00:53 It's important to understand that the result of any closed loop control system will only be as good as the physical system we're trying to control.
01:03 If there are inherent problems then there is only so much the PID control can do to fix this.
01:10 An example of this might be a variable cam control system where the oil pressure is insufficient to establish good control, or a boost control system where the waste gate installation results in a boost spike before it can open.
01:25 In these situations the result you will get is going to be flawed, and if you don't understand this, you'll waste a lot of time and energy trying to fix the mechanical system with your PID control.
01:38 Often, this may prove impossible.
01:41 The PID control alone can't perform miracles and the better the system works in open loop the better your results will be once closed loop is established.
01:53 With this in mind, the first part of tuning a PID control system is to establish effective open loop control with the PID components all set to zero.
02:06 For example, in a boost control system, this would entail tuning the base duty cycle table to achieve stable boost control that is close to your target boost.
02:16 This will do two things.
02:18 Firstly, it'll prove that the system is mechanically sound and that it's possible to achieve stable control.
02:25 Secondly, it will give the closed loop system a stable place to start from, meaning it has less work to do.
02:32 Once we have the system controlling well in open loop we can start adding our PID components.
02:40 As described in the last module, we'd start by adding a small amount of proportional gain of perhaps 0.1 to 0.5, and test the results.
02:51 What I recommend doing is testing the control system to find out what sort of values lead to the system becoming unstable and oscillating.
03:00 Once you know this range, you'll have a better understanding of where your gains need to be set.
03:08 When adjusting any of the gains I recommend initially making changes by doubling the values.
03:14 This will let you quickly assess the effect of the change.
03:19 Once you go too far and the system becomes unstable you can then come back to a usable value by halving your gain.
03:27 This is a coarse way of finding the sort of values that will work for your system and you can then fine tune and refine the values.
03:37 Once we have the proportional gain close we can add a small amount of derivative gain and then, finally, a small amount of integral gain.
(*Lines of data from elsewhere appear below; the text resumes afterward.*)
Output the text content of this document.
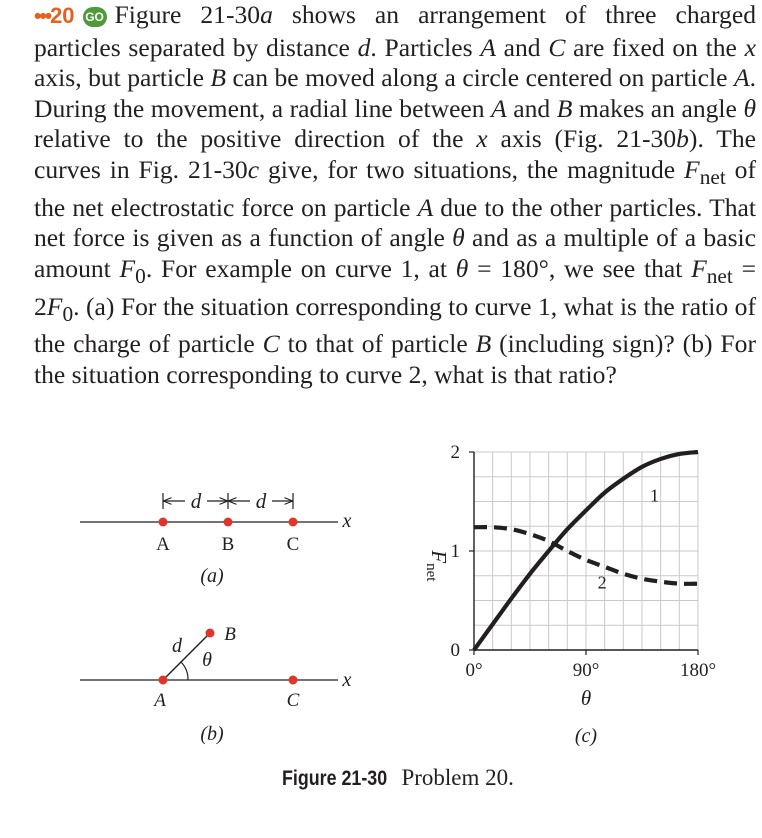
•••20 GO Figure 21-30a shows an arrangement of three charged particles separated by distance d. Particles A and C are fixed on the x axis, but particle B can be moved along a circle centered on particle A. During the movement, a radial line between A and B makes an angle θ relative to the positive direction of the x axis (Fig. 21-30b). The curves in Fig. 21-30c give, for two situations, the magnitude $F_{net}$ of the net electrostatic force on particle A due to the other particles. That net force is given as a function of angle θ and as a multiple of a basic amount $F_0$. For example on curve 1, at θ = 180°, we see that $F_{net} = 2F_0$. (a) For the situation corresponding to curve 1, what is the ratio of the charge of particle C to that of particle B (including sign)? (b) For the situation corresponding to curve 2, what is that ratio?
d	d
A	B	C
x
(a)
d
θ
A
B
C
x
(b)
0
1
2
0°	90°	180°
θ
$F_{net}$
1
2
(c)
Figure 21-30 Problem 20.
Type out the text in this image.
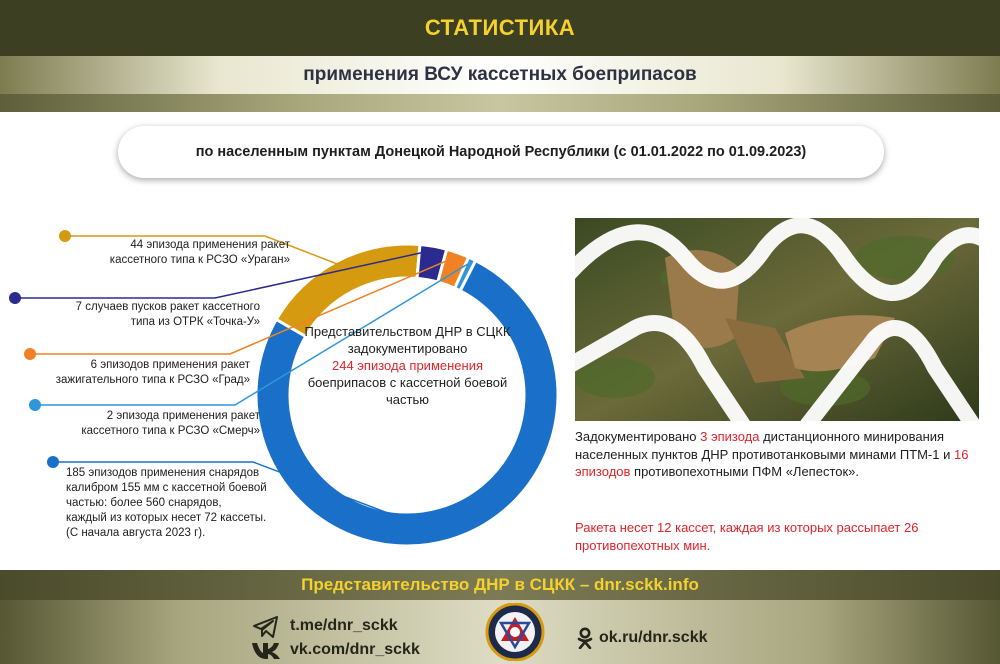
СТАТИСТИКА
применения ВСУ кассетных боеприпасов
по населенным пунктам Донецкой Народной Республики (с 01.01.2022 по 01.09.2023)
Представительством ДНР в СЦКК задокументировано
244 эпизода применения
боеприпасов с кассетной боевой частью
44 эпизода применения ракет
кассетного типа к РСЗО «Ураган»
7 случаев пусков ракет кассетного
типа из ОТРК «Точка-У»
6 эпизодов применения ракет
зажигательного типа к РСЗО «Град»
2 эпизода применения ракет
кассетного типа к РСЗО «Смерч»
185 эпизодов применения снарядов
калибром 155 мм с кассетной боевой
частью: более 560 снарядов,
каждый из которых несет 72 кассеты.
(С начала августа 2023 г).
Задокументировано 3 эпизода дистанционного минирования населенных пунктов ДНР противотанковыми минами ПТМ-1 и 16 эпизодов противопехотными ПФМ «Лепесток».
Ракета несет 12 кассет, каждая из которых рассыпает 26 противопехотных мин.
Представительство ДНР в СЦКК – dnr.sckk.info
t.me/dnr_sckk
vk.com/dnr_sckk
ok.ru/dnr.sckk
03:46 At each stage you can compare your results to the graphs we looked at in the last module before deciding on your next change.
03:55 Once the system is stable and tracking your target position accurately, we can test the system's response by requesting a change in target and watching how well the system tracks.
04:08 For example, we can hold the engine on the dyno and steady stage and open and close the throttle to watch how well the boost checks our target as the turbo spools up.
04:18 It's all about requesting a change in aim position and then watching how well the system responds to meet the new aim value.
04:27 Again, we can compare the response to the diagrams shown in the last module to decide what change to make next.
04:37 Setting up any PID control system relies heavily on data logging to evaluate how well the system is tracking your target as well as validating the effective changes you make to the P, I, and D components.
04:52 To do this, you'll be constantly reviewing the performance of the system using the logging features of your ECU.
05:00 It'll be worthwhile familiarising yourself with the data logging features of your particular ECU, as well as how to adjust the display parameters to show you the information important to the system you're configuring.